AI might transform future fertility treatment by supplying extremely personalized drugs [38]. Multi-dimensional information, like genetic and behavioral character traits, might be combined by AI to maximize therapy timing, personalize therapies based on each unique patient profile, and enhance results. Effective validation, ethical oversight, and continued innovation can unlock AI-led personalized fertility care [87].

6.6. Telomere Biology in Reproductive Aging: Measurement, Mechanisms, and Therapeutic Potential

Telomere length is increasingly recognized as an important biomarker of reproductive aging. It can be measured through different methods, each with their own advantages and disadvantages. Rapid, high-throughput analysis is possible using qPCR, although it only provides estimates of relative length. Although it allows for absolute length values, TRF analysis is less appropriate for small reproductive samples and necessitates substantial amounts of DNA. Individual gametes or embryos can be observed using Q-FISH, but more recent methods like telomere shortest length assay (TeSLA) and single telomere length analysis (STELA) improve the detection of critically short telomeres, which may be the most clinically relevant [88].
There is growing recognition that telomere dynamics differ by sex. Male sperm telomeres can be maintained or even extended over time by telomerase activity during spermatogenesis, while female oocytes incur progressive telomere attrition, which is made worse by mitochondrial malfunction and OS. With androgens affecting telomere stability through oxidative pathways and estrogen having been demonstrated to increase telomerase activity, hormonal regulation may also play a role [69].
Pharmacologic telomerase activators, antioxidant supplements, and lifestyle modifications to reduce OS are examples of potential telomere-targeted therapies that have shown some initial promise in preclinical animals. Though they are being investigated, more sophisticated strategies—like gene therapy to increase telomerase expression—need to be carefully evaluated for safety because of possible carcinogenic concerns. Using non-invasive biomarker screening to choose gametes or embryos with longer telomeres may improve the results of ART. Long-term safety and ethical issues must be weighed against these promising treatments, particularly when it comes to younger patient populations [89,90].

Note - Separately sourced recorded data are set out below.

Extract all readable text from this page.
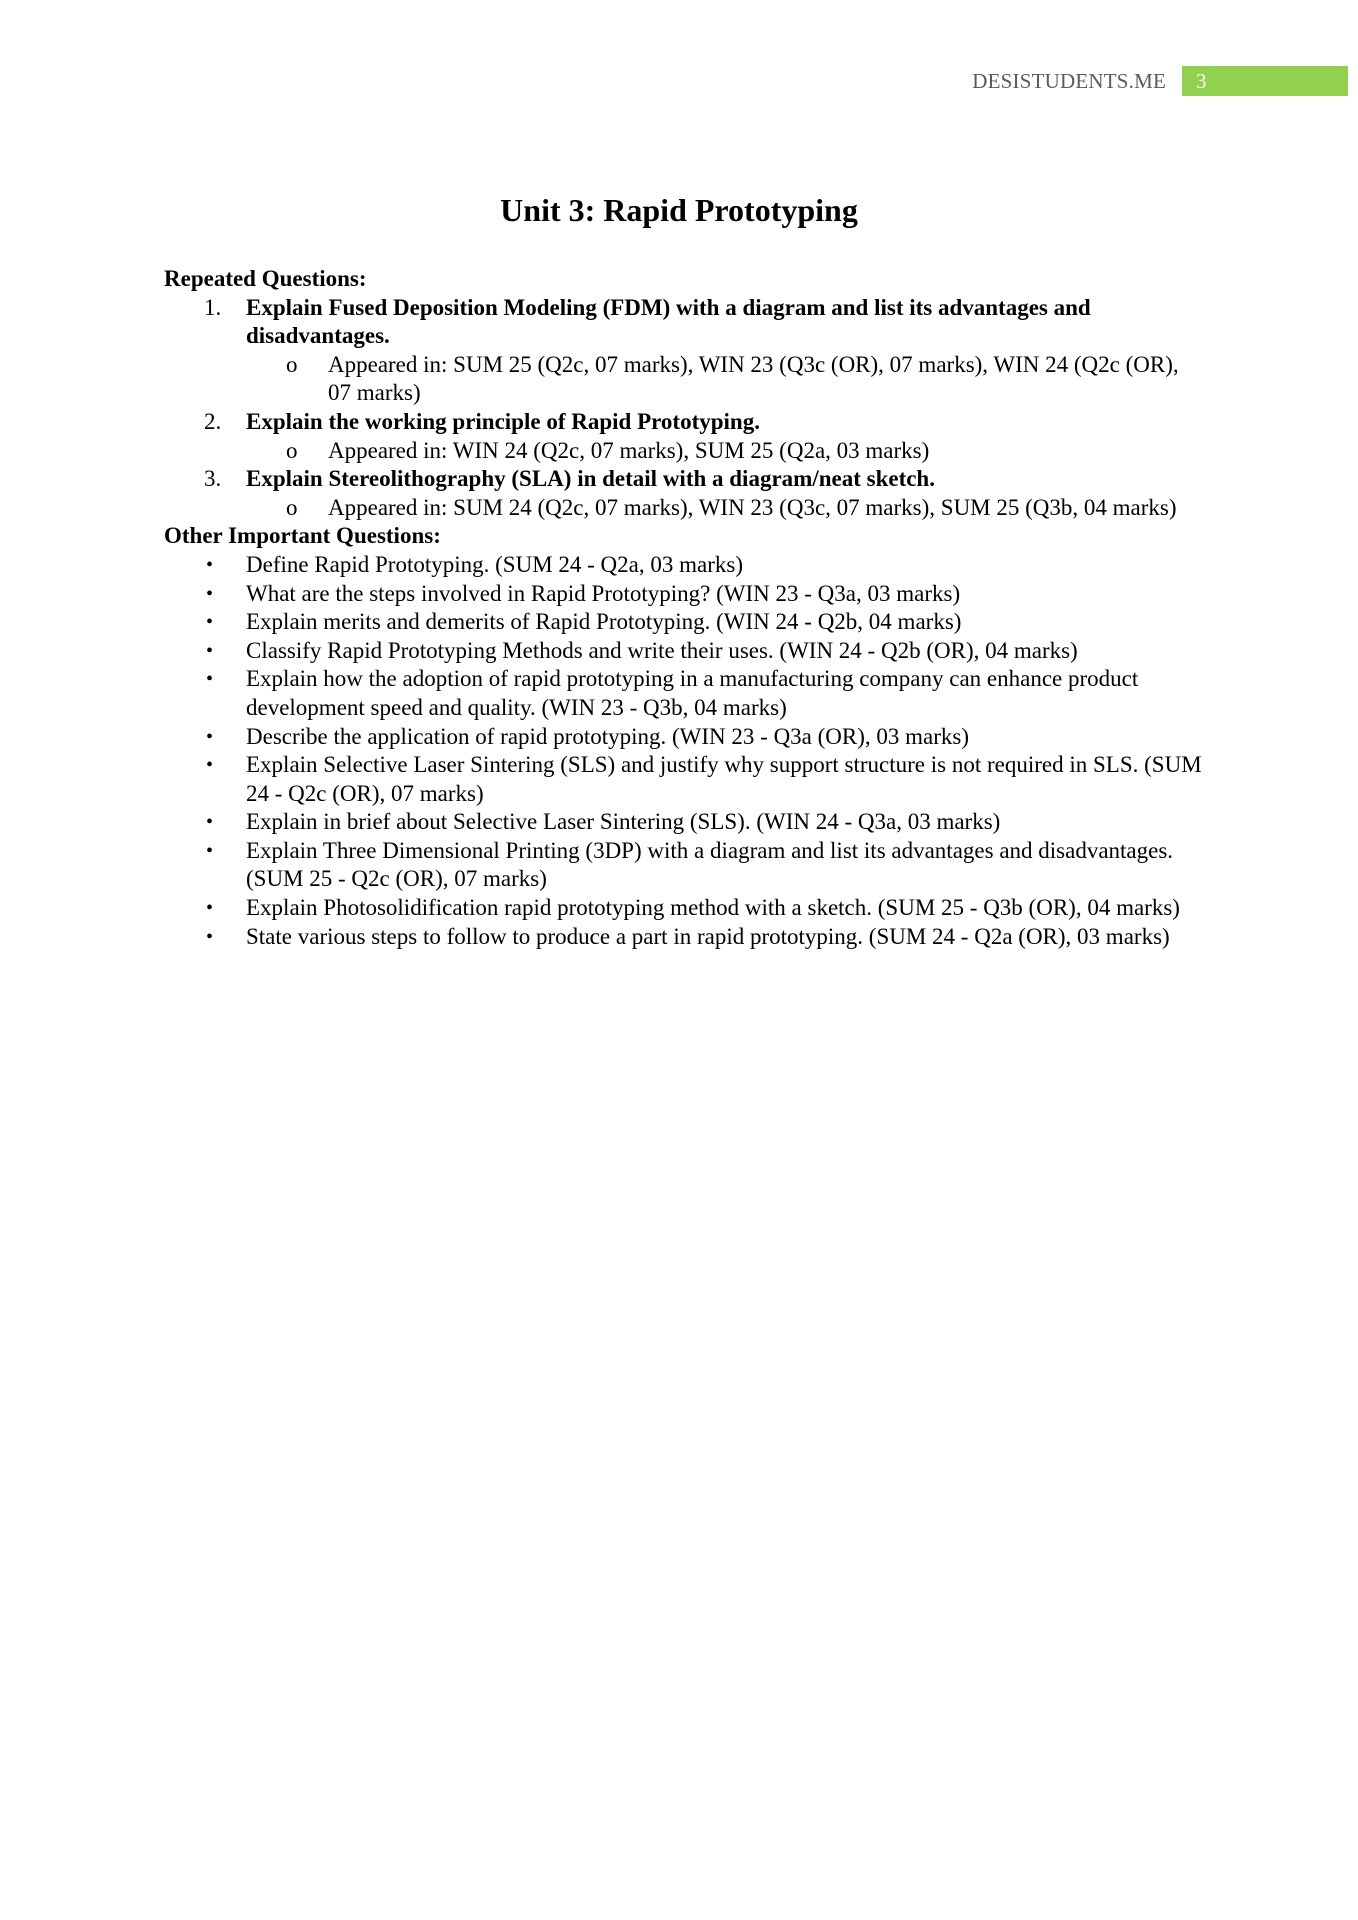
DESISTUDENTS.ME	3
Unit 3: Rapid Prototyping

Repeated Questions:

1. Explain Fused Deposition Modeling (FDM) with a diagram and list its advantages and disadvantages.
o Appeared in: SUM 25 (Q2c, 07 marks), WIN 23 (Q3c (OR), 07 marks), WIN 24 (Q2c (OR), 07 marks)
2. Explain the working principle of Rapid Prototyping.
o Appeared in: WIN 24 (Q2c, 07 marks), SUM 25 (Q2a, 03 marks)
3. Explain Stereolithography (SLA) in detail with a diagram/neat sketch.
o Appeared in: SUM 24 (Q2c, 07 marks), WIN 23 (Q3c, 07 marks), SUM 25 (Q3b, 04 marks)

Other Important Questions:

• Define Rapid Prototyping. (SUM 24 - Q2a, 03 marks)
• What are the steps involved in Rapid Prototyping? (WIN 23 - Q3a, 03 marks)
• Explain merits and demerits of Rapid Prototyping. (WIN 24 - Q2b, 04 marks)
• Classify Rapid Prototyping Methods and write their uses. (WIN 24 - Q2b (OR), 04 marks)
• Explain how the adoption of rapid prototyping in a manufacturing company can enhance product development speed and quality. (WIN 23 - Q3b, 04 marks)
• Describe the application of rapid prototyping. (WIN 23 - Q3a (OR), 03 marks)
• Explain Selective Laser Sintering (SLS) and justify why support structure is not required in SLS. (SUM 24 - Q2c (OR), 07 marks)
• Explain in brief about Selective Laser Sintering (SLS). (WIN 24 - Q3a, 03 marks)
• Explain Three Dimensional Printing (3DP) with a diagram and list its advantages and disadvantages. (SUM 25 - Q2c (OR), 07 marks)
• Explain Photosolidification rapid prototyping method with a sketch. (SUM 25 - Q3b (OR), 04 marks)
• State various steps to follow to produce a part in rapid prototyping. (SUM 24 - Q2a (OR), 03 marks)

6.7. Limitations and Ethical Challenges of AI in Reproductive Medicine

Despite the promising advances in AI applications for reproductive medicine, there are important limitations that must be addressed before these technologies can be widely adopted in clinical practice. Given that AI models significantly depend on the caliber and representativeness of their training data, dataset bias is one of the main issues. Due to a lack of diversity in variables including age, ethnicity, and clinical conditions, many of the datasets currently in use may produce skewed forecasts that exacerbate healthcare inequities. For instance, when applied to underrepresented groups, models that were primarily trained on data from particular populations may perform poorly, which could lead to unequal outcomes for fertility care [91].
Model validation is another important concern. Thorough testing across several independent cohorts is necessary to determine the generalizability and dependability of AI models. However, single-center data and small sample sizes are common in reproductive medicine research, which restricts external validity. Comparing and evaluating various models is made more difficult by the lack of defined procedures for data gathering and result measurement [92].
Practical difficulties can arise when integrating AI models into clinical settings. Early-stage research occasionally ignores important steps like integration with current electronic health record systems, guaranteeing compatibility with clinical workflows, and offering sufficient user training. Furthermore, many AI algorithms are “black-box” in nature, which limits physicians’ capacity to fully understand the predictions and confidently apply them to clinical decision-making [91].
Informed consent, algorithm openness, and patient privacy are ethical issues. The utilization of their data and the creation of AI-generated suggestions may not always be clear to patients. Additionally, AI may be used in ways that compromise patient autonomy or inadvertently reinforce preexisting biases [93].
Finally, securing governmental approval, protecting data, and defining who is responsible for AI blunders are some of the obstacles to real-world application. For example, it remains unclear who would be held accountable—the healthcare facility, the AI developer, or the clinician—if an AI model forecasts embryo viability inaccurately, resulting in a failed IVF cycle. Clinical professionals, data scientists, ethicists, and regulators must work together to address these intricate issues and guarantee that AI tools be used in reproductive care in a way that is safe, efficient, and morally sound [94].

7. Conclusions

This review underscores the essential link between mitochondrial dysfunction, OS, telomere biology, and fertility by illustrating the ways in which these interconnected processes determine gamete quality and reproductive duration for females and males. Key mechanisms of reproductive aging and poorer reproductive outcomes can be explained by telomere shortening acting as a cellular aging clock, OS causing molecular damage that compromises fertilization and embryo development, and mitochondrial impairment decreasing energy production and increasing ROS generation. By facilitating advanced analysis of sperm, precise IVF chance prognosis, better embryo grading, and incorporation of sophisticated multi-omics data, artificial intelligence has transformed reproductive medicine. Aging can now be better understood and managed due to these advances.
Data heterogeneity, model explainability requirements, and substantial ethical and regulatory challenges are just some of the challenges for the implementation of AI technology in this industry. AI technology solutions have to overcome these challenges for them to remain trustworthy, fair, and therapeutically valuable.
AI-centered methods of the future have unprecedented potential to provide customized diagnosis, customized fertility care, and precise reproductive age determination. It would take an interdisciplinary approach and innovation in technology to realize the full potential of AI and ultimately improve fertility and reproductive health outcomes across varied groups.

Author Contributions

Conceptualization, E.M. and E.D.; methodology, T.G. and S.S.; validation, I.T., C.P. and K.L.; investigation, A.P., A.Z. and A.G.; data curation, E.M.; writing—original draft preparation, E.M., T.G. and S.S.; writing—review and editing, A.P., A.Z., A.G., I.T., C.P., K.L. and E.D.; visualization, A.P.; supervision, A.P. and A.G.; project administration, E.D. All authors have read and agreed to the published version of the manuscript.

Funding

This research received no external funding.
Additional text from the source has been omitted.